NO WRITER ATTRIBUTED

"Carousel," the Theater Guild's latest attempt to copy former success "Oklahoma," specializes in top notch Agnes DeMille dance routines, overflows with passable Richard Rodgers music, and totters on the lyrics of Oscar Hammerstein 2nd and the plot from Ferenc Molnar's "Liliom."

Hammerstein, who rose to lyrical heights in "Oh, What a Beautiful Morning" has fallen in "Carousel." With no first rate songs whatsoever, he presents numbers titled like "This Was a Real Nice Clambake," "When I Marry Mr. Snow," "Geraniums in the Winder" that turn one's esthetic stomach.

Everywhere the long arm of "Oklahoma" reaches in and dictates the style. One of Rodgers' best songs, "June Is Bustin' Out All Over" sounds a good deal like "Oh, What a Beautiful Morning" and several others like "You're a Queer One, Julie Jordan" and "What's the Use of Wondrin'?" though nowhere nearly so tuneful as their predecessors have a definite touch of "Oklahoma" about them.

Agnes DeMille has, however, put on a spectacular array of terpsichorean wizardry ranging from a classical rendition of a hornpipe to an example of modern dancing which is beyond doubt one of the best seen this season. Again the "Oklahoma" touch appears in Anabelle Lyon, who is a copy of Joan McCracken.

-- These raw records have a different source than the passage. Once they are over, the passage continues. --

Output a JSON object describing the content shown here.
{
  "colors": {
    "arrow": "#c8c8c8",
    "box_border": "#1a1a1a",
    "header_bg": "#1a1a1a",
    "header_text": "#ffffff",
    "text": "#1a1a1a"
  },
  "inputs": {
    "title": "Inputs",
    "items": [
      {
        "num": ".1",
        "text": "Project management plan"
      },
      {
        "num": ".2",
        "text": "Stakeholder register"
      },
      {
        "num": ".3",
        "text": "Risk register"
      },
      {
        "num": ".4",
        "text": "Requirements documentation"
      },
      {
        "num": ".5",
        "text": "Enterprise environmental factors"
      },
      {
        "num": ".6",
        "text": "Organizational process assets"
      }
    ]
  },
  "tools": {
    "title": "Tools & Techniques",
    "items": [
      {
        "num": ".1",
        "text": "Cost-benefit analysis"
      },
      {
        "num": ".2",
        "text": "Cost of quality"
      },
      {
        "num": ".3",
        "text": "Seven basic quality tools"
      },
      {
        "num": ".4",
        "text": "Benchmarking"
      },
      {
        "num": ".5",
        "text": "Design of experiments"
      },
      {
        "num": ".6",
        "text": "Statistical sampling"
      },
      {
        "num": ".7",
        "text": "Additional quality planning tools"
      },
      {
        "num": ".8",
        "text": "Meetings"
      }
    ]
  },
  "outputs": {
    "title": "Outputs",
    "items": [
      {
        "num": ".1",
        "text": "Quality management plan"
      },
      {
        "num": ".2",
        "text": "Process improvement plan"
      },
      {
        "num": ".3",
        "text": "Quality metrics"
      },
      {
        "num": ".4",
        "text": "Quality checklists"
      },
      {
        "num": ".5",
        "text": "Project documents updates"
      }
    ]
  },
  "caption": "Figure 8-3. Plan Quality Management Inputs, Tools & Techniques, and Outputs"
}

Murvyn Vye, "Oklahoma" alumnus, playing the villainous Jigger Craigin, stands alone from a cast of over 50 as the one realistic and well done character. From insults, "If thar's one thing uh can't stand . . . it's a common woman," to passionate lovemaking, "I'd swim through a sea o' beer for you . . . wit' me mout closed," Vye turns in the outstanding job of the entire performance.

Before intermission, "Carousel" is a mediocre folk opera; after intermission it leaves all bounds of reason. The hero, Billy Bigelow, having committed suicide, is led off by two unidentified gentlemen in tweed suits. In spite of his protests he is taken around the front door of heaven and sent in the back way under the "mother of pearly" gates where he meets heaven's janitor dusting off stars. By now reduced to nothing more than a slushy dramatization of the maxim to live your own life regardless of what your parents were or did, "Carousel" concludes with Billy returning to earth for a day to cheer up his family.

As a third rate operetta, "Carousel" is bad enough, but as a mystic fantasy with songs it is absurd and over-sentimental.